Carême 2024 – Lundi de la troisième semaine de Carême – 4 mars 2024

Réflexions quotidiennes du Carême 2024 :
Lundi de la troisième semaine de Carême (4 mars 2024)
Les milliers de personnes qui ont osé se rendre aux funérailles d’Alexeï Navalny à Moscou la semaine dernière risquaient beaucoup, notamment leur liberté physique. Pourquoi faire cela pour un tel geste ? C’est pour déclarer qu’ils pouvaient voir clair dans le mensonge sous lequel l’État russe oblige ses citoyens à vivre. Cet État n’exige pas que les gens croient à la réalité, mais seulement qu’ils nient qu’il s’agit d’un mensonge et prétendent que c’est la vérité. C’est ce qu’ont l’habitude de faire la religion et la plupart des institutions sociales, y compris les familles. Faire vivre les gens ainsi revient à détruire leur âme en échange de leur acceptation et de leur sécurité. Mais à quoi bon obtenir tout ce que nous voulons au détriment de notre véritable être profond ?
Les personnes en deuil ont également témoigné, courageusement dans une société saturée de mensonges, que seule « la vérité vous libérera » (Jn 8, 31).
La vérité est bafouée dès que nous commençons à la considérer comme une réponse, une explication ou un dogme. Le mot grec pour vérité est « alètheia », qui signifie littéralement « ne pas être caché » ou « être à découvert ». Il est intéressant que ce soit exprimé de cette manière apparemment négative (apophatique) plutôt que par une simple définition. Mais la vérité n’est jamais une chose fixe, ou du moins pas pour longtemps. L’expérience de la vérité se produit lorsque nous voyons et ressentons l’élimination continue du mensonge ou de l’illusion. On pourrait dire qu’elle se révèle comme le pur « être » des choses – ou des personnes –, leur authenticité et leur présence réelle.

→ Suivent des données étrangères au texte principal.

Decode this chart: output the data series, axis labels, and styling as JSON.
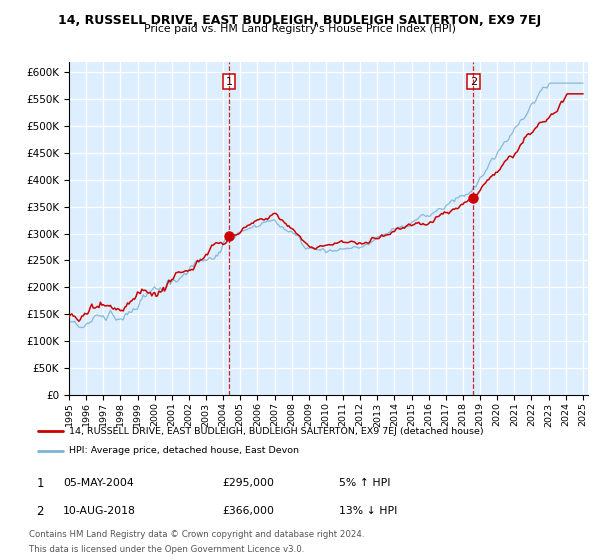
{
  "title": "14, RUSSELL DRIVE, EAST BUDLEIGH, BUDLEIGH SALTERTON, EX9 7EJ",
  "subtitle": "Price paid vs. HM Land Registry's House Price Index (HPI)",
  "legend_line1": "14, RUSSELL DRIVE, EAST BUDLEIGH, BUDLEIGH SALTERTON, EX9 7EJ (detached house)",
  "legend_line2": "HPI: Average price, detached house, East Devon",
  "annotation1_date": "05-MAY-2004",
  "annotation1_price": "£295,000",
  "annotation1_hpi": "5% ↑ HPI",
  "annotation2_date": "10-AUG-2018",
  "annotation2_price": "£366,000",
  "annotation2_hpi": "13% ↓ HPI",
  "footnote1": "Contains HM Land Registry data © Crown copyright and database right 2024.",
  "footnote2": "This data is licensed under the Open Government Licence v3.0.",
  "red_color": "#cc0000",
  "blue_color": "#7fb3d3",
  "sale1_x": 2004.35,
  "sale1_y": 295000,
  "sale2_x": 2018.61,
  "sale2_y": 366000,
  "vline1_x": 2004.35,
  "vline2_x": 2018.61,
  "background_color": "#ddeeff",
  "grid_color": "white",
  "yticks": [
    0,
    50000,
    100000,
    150000,
    200000,
    250000,
    300000,
    350000,
    400000,
    450000,
    500000,
    550000,
    600000
  ],
  "ylim": [
    0,
    620000
  ],
  "xlim_min": 1995,
  "xlim_max": 2025.3
}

C’est pourquoi nous ressentons la vérité de l’être d’une personne et de ce qu’elle dit ; mais c'est surtout dans ce qu’elle fait qu’on voit la vérité. Le théologien Dietrich Bonhoeffer a lutté contre le mensonge nazi jusqu’à finir par rejoindre la résistance contre Hitler, ce qu’il a payé de sa vie. Cela l’a amené à voir - et nous l’apprenons tous de l’expérience quotidienne - que la vérité est toujours ce qu’il est juste de faire. C’est dans l’action, et pas seulement dans les mots, que se révèle la vérité.
C’est en faisant ce qui est juste que nous nous élevons au-dessus des peurs et des désirs de la conscience de l’ego solitaire et égocentrique. C’est ce que nous faisons lorsque nous méditons, lorsque nous sortons de nos rêves éveillés :
Alors coupez la sangle, le lien et la corde. Déverrouillez les portes du sommeil et éveillez-vous. (Dhammapada 26)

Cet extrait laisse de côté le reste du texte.